Хрустнула тонкая оболочка кровеносного сосуда, и на пластиковом
переходнике иголки появилась сперва большая капля, а затем кровь уже
потекла ручейком в подставленную пробирку.
Набрав столько, сколько требовалось для анализа, Федор Иванович
вытащил иголку и вышел из палаты.
"Эх черт, - думал он, - как день бездарно пропадает. Жена мне скандал
устроит. А за что? Не пил, не гулял, делом занимался. Все равно не
поверит. Женщины - они такие, считают, стоит мужику полчаса свободного
времени дать, так он или в пьянку бросится, или по бабам."
Заведующему лабораторией стало жаль себя. Стало жаль цветов,
подаренных Тамаре. Вот тут-то он и ощутил свою вину. Не подари сдуру
букет, сидел бы себе спокойно вечером рядом с женой на диванчике и смотрел
бы телевизор.
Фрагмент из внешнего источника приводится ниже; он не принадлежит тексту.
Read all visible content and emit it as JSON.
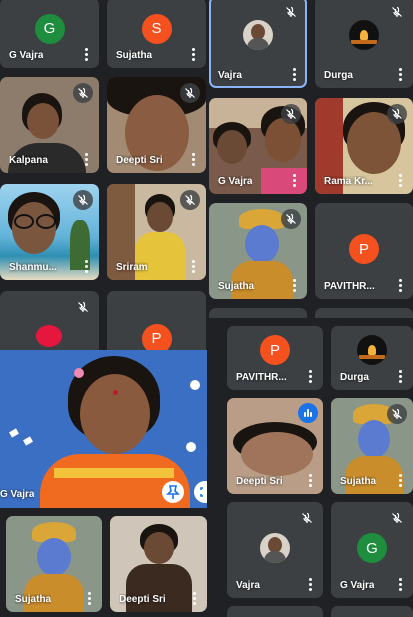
{
  "colors": {
    "background": "#1b1c1e",
    "tile": "#3c4043",
    "selected_outline": "#8ab4f8",
    "avatar_green": "#1e8e3e",
    "avatar_orange": "#f4511e",
    "speaking_blue": "#1a73e8"
  },
  "icons": {
    "mic_off": "mic-off-icon",
    "more": "more-vert-icon",
    "speaking": "audio-level-icon",
    "pin": "pin-icon"
  },
  "window_left": {
    "tiles": [
      {
        "name": "G Vajra",
        "avatar": "G"
      },
      {
        "name": "Sujatha",
        "avatar": "S"
      },
      {
        "name": "Kalpana"
      },
      {
        "name": "Deepti Sri"
      },
      {
        "name": "Shanmu..."
      },
      {
        "name": "Sriram"
      }
    ],
    "bottom_tile_avatar": "P"
  },
  "window_right": {
    "tiles": [
      {
        "name": "Vajra"
      },
      {
        "name": "Durga"
      },
      {
        "name": "G Vajra"
      },
      {
        "name": "Rama Kr..."
      },
      {
        "name": "Sujatha"
      },
      {
        "name": "PAVITHR...",
        "avatar": "P"
      }
    ]
  },
  "window_lower_right": {
    "tiles": [
      {
        "name": "PAVITHR...",
        "avatar": "P"
      },
      {
        "name": "Durga"
      },
      {
        "name": "Deepti Sri"
      },
      {
        "name": "Sujatha"
      },
      {
        "name": "Vajra"
      },
      {
        "name": "G Vajra",
        "avatar": "G"
      }
    ]
  },
  "spotlight": {
    "name": "G Vajra"
  },
  "window_bottom_left": {
    "tiles": [
      {
        "name": "Sujatha"
      },
      {
        "name": "Deepti Sri"
      }
    ]
  }
}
А теперь придется не только ужин готовить, но и посуду мыть,
чего он не выносил патологически.
Лишняя суета в больнице утихала, на этаже, где располагалась
лаборатория, и вовсе тишина стояла такая, как на кладбище. Федору
Ивановичу даже не по себе сделалось. Не любил он длинных гулких коридоров,
в которых горит лишь дежурное освещение. Не любил с детства. Ему всегда
казалось, что в дверной нише или за углом притаился... А кто притаился?